À medida que Andrés Manuel López Obrador se aproxima das últimas horas da sua presidência, já está em curso um debate sobre o legado que o líder mexicano, amplamente conhecido como AMLO, está a deixar para trás.

Limitado a um único mandato de seis anos pela Constituição do México, AMLO deixará o cargo na segunda-feira com um índice de aprovação que nunca caiu abaixo de 60 por cento.

Os partidos políticos que outrora dominaram o México foram postos de lado pela ascensão do seu Partido Morena, e a sua sucessora, a Presidente eleita Claudia Sheinbaum, obteve uma vitória esmagadora nas eleições de Junho no país.

“López Obrador está deixando o poder com um nível de popularidade muito alto, o que é muito diferente do que aconteceu em governos anteriores”, disse Pablo Piccato, professor de história mexicana na Universidade de Columbia, nos Estados Unidos, à Al Jazeera.

Mas o período de López Obrador no cargo foi mais controverso do que a sua popularidade generalizada sugere, e as suas últimas semanas no poder testemunharam protestos contra uma série de reformas que o seu governo impulsionou.

Embora os apoiantes atribuam a AMLO reduções dramáticas da pobreza através de políticas como o aumento do salário mínimo, reformas laborais e pagamentos da segurança social, os críticos acusam-no de minar a supervisão democrática e de não abordar os abusos de direitos e a insegurança.

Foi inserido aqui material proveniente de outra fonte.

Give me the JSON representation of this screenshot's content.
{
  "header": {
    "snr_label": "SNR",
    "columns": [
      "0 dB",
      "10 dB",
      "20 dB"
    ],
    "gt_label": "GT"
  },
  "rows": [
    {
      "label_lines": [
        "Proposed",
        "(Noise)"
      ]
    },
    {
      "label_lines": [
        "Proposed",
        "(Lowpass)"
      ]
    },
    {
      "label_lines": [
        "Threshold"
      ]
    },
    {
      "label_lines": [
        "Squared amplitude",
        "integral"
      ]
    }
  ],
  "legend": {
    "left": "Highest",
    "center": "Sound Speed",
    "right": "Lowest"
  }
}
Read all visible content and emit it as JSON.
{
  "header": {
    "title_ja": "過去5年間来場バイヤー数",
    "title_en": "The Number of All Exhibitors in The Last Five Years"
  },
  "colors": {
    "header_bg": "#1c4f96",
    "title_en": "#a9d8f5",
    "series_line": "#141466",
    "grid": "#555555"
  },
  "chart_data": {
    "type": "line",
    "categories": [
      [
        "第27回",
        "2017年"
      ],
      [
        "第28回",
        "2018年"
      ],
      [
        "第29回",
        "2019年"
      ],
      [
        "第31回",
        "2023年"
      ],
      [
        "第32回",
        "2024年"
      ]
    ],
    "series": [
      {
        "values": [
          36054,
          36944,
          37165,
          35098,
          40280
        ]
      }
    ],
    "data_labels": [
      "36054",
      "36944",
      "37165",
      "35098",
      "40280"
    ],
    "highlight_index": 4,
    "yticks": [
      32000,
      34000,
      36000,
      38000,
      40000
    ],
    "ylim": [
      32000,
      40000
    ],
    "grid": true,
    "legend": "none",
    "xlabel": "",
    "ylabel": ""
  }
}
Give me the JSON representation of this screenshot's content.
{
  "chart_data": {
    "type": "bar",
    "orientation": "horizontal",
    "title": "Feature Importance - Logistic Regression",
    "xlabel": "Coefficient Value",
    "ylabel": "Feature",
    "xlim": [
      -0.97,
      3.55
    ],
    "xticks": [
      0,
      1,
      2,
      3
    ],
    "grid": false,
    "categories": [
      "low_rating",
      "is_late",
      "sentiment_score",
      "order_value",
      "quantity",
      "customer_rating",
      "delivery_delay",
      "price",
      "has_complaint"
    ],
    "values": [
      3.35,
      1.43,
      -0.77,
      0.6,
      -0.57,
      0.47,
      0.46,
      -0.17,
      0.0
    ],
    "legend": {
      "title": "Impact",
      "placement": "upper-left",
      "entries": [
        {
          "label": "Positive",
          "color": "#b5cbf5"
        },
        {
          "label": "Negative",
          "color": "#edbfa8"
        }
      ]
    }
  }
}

“AMLO tem dito o tempo todo que o seu governo representa uma ruptura com o passado, que é um novo regime”, disse Piccato, observando que López Obrador também viu a sua administração como uma ruptura com a filosofia política pró-mercado do neoliberalismo.

“Mas é claro que as coisas não são tão simples.”

Reduções na pobreza

López Obrador diz frequentemente que o seu governo deu início a uma “quarta transformação”.

Isto compara efectivamente o seu mandato como presidente a períodos anteriores da história do país – a independência de Espanha, uma era de reformas liberais e a Revolução Mexicana – que transformaram fundamentalmente o México.

Os apoiantes apontam para as mudanças económicas que ocorreram durante o mandato de AMLO como prova de que a sua administração deu início a outra ruptura histórica com o passado.

“A área mais positiva da administração de AMLO tem sido as reformas laborais e a redução da pobreza e da desigualdade”, disse Viri Rios, um académico e analista mexicano, à Al Jazeera. “Cerca de 5,1 milhões de pessoas deixaram a pobreza para trás entre 2018 e 2022, a redução mais importante da pobreza em mais de 20 anos.”

Ela também observou que o presidente introduziu uma série de políticas económicas, como a duplicação do salário mínimo do país e a triplicação do mesmo em áreas próximas da fronteira com os EUA, onde muitas empresas instalaram instalações industriais. O seu governo também instituiu reformas laborais que facilitaram os esforços de sindicalização.

Mas enquanto AMLO se posicionou como um defensor dos pobres que desafiou o establishment e os interesses empresariais do país, outros no México debatem até que ponto as suas mudanças foram transformadoras.

Embora López Obrador tenha expandido programas como pagamentos de pensões e transferências de dinheiro, os gastos sociais do México continuam a ser os mais baixos de todos os países da OCDE. A política fiscal no país também permanece relativamente contida.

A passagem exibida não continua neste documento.